Splunk held is annual .conf customer event Oct. 1-4, making a series of announcements about product direction and new capabilities across its portfolio.
Among the new products is the general availability of the Splunk Enterprise 7.2 platform, which provides insight into log files and network traffic. Splunk also announced its latest security platform updates, including the Splunk Phantom 4.1 technology, which is a Security Orchestration Automation and Response (SOAR) offering, as well as the Splunk ES (Enterprise Security) 5.2 and UBA (User Behavior Analytics) 4.2 updates. Rounding out the updates was a preview of Splunk Next, which is a set of continuously evolving technologies.

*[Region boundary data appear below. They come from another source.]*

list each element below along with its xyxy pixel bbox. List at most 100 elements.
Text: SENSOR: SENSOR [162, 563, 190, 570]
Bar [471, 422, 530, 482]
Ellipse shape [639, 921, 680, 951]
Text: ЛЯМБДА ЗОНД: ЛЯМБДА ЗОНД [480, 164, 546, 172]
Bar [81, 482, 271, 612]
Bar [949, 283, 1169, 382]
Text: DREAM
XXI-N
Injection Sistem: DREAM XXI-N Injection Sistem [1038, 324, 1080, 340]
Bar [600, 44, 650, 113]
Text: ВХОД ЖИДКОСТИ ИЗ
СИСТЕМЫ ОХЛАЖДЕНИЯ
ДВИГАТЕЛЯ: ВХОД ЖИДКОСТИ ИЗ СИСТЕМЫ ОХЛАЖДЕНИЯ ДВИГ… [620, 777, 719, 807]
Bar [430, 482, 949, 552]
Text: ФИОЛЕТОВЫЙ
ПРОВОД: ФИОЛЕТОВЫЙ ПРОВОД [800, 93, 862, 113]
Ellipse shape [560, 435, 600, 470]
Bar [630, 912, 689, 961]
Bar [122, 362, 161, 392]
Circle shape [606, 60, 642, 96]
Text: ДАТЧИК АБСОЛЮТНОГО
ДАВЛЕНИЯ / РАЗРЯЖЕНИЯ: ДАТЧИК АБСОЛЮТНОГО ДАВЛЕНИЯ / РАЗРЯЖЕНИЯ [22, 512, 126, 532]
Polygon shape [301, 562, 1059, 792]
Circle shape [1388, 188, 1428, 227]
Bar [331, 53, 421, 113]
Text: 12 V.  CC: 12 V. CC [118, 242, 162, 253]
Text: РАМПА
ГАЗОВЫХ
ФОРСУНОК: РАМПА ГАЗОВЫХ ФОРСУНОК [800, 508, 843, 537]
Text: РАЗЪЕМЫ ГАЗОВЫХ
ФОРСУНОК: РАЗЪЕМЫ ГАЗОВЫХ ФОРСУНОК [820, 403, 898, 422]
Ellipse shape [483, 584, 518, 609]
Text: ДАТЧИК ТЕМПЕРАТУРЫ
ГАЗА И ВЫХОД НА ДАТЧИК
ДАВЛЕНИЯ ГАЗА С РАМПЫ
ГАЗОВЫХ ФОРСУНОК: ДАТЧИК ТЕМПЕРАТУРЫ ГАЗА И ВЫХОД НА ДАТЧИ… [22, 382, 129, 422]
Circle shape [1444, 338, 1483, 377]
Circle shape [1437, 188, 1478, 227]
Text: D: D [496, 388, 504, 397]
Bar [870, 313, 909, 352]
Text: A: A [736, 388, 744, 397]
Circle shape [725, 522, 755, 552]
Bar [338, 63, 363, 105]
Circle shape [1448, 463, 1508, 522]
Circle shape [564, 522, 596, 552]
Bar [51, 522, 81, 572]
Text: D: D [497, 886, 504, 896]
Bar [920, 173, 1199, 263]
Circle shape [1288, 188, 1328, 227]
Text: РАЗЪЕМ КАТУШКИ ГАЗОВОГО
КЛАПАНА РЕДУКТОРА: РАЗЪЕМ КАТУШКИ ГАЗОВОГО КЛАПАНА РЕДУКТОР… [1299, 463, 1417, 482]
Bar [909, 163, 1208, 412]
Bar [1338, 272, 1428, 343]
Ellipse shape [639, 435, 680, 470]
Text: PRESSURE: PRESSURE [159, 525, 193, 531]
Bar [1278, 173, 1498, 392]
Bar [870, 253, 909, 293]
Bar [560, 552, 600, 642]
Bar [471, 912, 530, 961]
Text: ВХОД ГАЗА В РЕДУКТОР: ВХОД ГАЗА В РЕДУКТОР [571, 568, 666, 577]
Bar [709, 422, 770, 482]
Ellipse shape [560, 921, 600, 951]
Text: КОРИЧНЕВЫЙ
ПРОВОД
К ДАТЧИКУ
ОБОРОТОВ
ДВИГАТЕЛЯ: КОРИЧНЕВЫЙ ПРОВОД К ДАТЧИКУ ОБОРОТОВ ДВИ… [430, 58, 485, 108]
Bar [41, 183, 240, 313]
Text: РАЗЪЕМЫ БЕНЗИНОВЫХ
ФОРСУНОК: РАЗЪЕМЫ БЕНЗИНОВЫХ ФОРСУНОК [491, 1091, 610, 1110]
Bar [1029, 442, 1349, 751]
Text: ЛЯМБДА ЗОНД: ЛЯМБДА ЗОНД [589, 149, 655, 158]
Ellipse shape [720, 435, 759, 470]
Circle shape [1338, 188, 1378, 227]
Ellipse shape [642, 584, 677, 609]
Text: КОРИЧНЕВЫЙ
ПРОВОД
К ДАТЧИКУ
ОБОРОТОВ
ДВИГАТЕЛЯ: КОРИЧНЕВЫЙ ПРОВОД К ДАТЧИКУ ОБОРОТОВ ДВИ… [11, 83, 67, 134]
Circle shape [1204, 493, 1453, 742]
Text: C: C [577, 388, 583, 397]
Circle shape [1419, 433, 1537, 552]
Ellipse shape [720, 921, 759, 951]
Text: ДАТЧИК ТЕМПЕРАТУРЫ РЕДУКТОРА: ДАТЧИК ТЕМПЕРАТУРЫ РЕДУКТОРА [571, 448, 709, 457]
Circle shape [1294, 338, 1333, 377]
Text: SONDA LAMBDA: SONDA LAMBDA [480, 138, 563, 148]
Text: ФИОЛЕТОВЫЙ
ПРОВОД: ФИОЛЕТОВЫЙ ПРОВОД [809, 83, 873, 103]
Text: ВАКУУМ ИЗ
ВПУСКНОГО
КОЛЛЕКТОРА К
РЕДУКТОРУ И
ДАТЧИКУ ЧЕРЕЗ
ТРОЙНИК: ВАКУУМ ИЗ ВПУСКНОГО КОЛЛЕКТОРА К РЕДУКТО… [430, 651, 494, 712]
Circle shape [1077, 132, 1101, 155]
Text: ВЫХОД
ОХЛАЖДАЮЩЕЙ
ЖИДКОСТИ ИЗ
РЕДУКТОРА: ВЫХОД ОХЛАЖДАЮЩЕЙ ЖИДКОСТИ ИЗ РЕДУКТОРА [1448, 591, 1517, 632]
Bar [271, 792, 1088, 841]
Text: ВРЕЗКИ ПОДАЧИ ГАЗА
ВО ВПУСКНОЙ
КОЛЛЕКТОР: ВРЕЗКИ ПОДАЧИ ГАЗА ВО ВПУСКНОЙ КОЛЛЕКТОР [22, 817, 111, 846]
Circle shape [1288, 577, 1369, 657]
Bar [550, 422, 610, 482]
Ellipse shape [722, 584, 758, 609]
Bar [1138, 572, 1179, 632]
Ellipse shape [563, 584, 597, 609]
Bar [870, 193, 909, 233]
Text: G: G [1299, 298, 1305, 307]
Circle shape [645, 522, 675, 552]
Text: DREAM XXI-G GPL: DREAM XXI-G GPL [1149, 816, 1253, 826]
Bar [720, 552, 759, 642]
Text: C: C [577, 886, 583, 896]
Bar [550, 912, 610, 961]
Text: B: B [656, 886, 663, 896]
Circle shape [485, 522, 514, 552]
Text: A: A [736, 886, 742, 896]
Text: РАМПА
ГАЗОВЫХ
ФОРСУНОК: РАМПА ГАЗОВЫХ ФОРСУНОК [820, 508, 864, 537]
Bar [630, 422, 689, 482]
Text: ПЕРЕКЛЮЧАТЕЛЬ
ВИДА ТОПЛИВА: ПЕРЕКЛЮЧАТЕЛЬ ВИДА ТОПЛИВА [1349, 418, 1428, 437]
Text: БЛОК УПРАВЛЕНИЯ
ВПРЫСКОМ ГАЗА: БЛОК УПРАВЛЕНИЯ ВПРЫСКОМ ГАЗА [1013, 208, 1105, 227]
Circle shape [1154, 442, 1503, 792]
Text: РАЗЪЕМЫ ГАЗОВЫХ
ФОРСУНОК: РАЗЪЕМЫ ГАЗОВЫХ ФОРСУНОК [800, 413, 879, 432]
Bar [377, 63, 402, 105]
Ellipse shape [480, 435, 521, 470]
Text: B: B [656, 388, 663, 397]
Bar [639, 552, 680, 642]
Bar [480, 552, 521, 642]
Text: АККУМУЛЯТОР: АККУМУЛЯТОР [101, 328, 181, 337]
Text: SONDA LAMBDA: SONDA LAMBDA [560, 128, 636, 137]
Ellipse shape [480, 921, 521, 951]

“We’ve got to find ways to work the way your data works,” Doug Merritt, president and CEO of Splunk, said during his opening keynote. “It’s all about making things happen with data.”
Merritt said that a key goal of Splunk is to enable organizations to go from a sprawl of seeming chaos to business actions. He emphasized that Splunk across all of its platforms is about helping organizations gain value from unstructured data.
“Data is the raw material for all the output that is going to be meaningfully monetized,” he said. “The people that can make things happen with data are the most valuable players on the field.”
Splunk Enterprise 7.2
Josh Klahr, vice president of product management, explained that Splunk Enterprise is the core platform that enables Splunk’s capabilities.
Among the new features in Splunk Enterprise 7.2 is one called Help Report that can alert administrators when systems hit policy-based thresholds for different system attributes, such as storage space. Storage itself is getting a major boost in Splunk Enterprise 7.2 with the new SmartStore feature that enables Splunk to separate compute from storage, which means that the Splunk storage layer can now be any Amazon S3 API-compliant object storage system.
Another new feature is Workload Management, which enables Splunk administrators to dedicate CPU and memory resources across a cluster to wherever they need to go and to enable priority assignment to different groups.
Splunk Enterprise 7.2 also adds a new source type for data called log to metrics that enables real-time data analysis with the new metrics workspace tool for visualizing data. Additionally, Splunk has taken a page from Apple’s macOS Mojave refresh and added a new optional dark theme to the dashboard display.
Security
In April, Splunk acquired SOAR vendor Phantom in a $350 million deal. Now part of Splunk, the new Phantom 4.1 release was announced, providing enhanced automation scale.
Phantom isn’t the first security vendor that Splunk has acquired. Splunk had previously expanded its security capabilities through the $190 million acquisition of User Behavior Analytics (UBA) vendor Caspida in 2015. At .conf 2018, the Splunk UBA 4.2 release was also announced, providing organizations with improved machine learning based security analytics.
Splunk Enterprise Security 5.2 was also announced at .conf, providing new SIEM (Security Information and Event Manager) capabilities. Monzy Merza, vice president of security research, said that ES 5.2 includes new security use-case libraries to help organizations with different security tasks. One of the use cases is to enable analytics for suspicious email, which maps to research and notable events. Merza said ES 5.2 also benefits from an enhanced event sequencing view.
“Event sequencing looks at the threat from a standpoint of view so you can see everything across the kill chain,” Merza said.
Merza added that the alerts in ES 5.2 can now also be used to trigger a playbook in Phantom 4.2, which in turn will execute a series of orchestrated events to help with response and mitigation.
Splunk Next
Looking beyond its core platform and existing products, Tim Tully, senior vice president and chief technology officer, explained that Splunk Next is a set of beta tools that complement the existing Splunk platform. Among the first Splunk Next efforts is the Splunk Data Stream Processor for performing analytics on data in motion.
The Splunk Data Fabric Search is another new Splunk Next effort that will enable federated queries across multiple Splunk indexes. Another Splunk Next effort is Splunk Mobile, which Tully said brings the power of Splunk to mobile devices.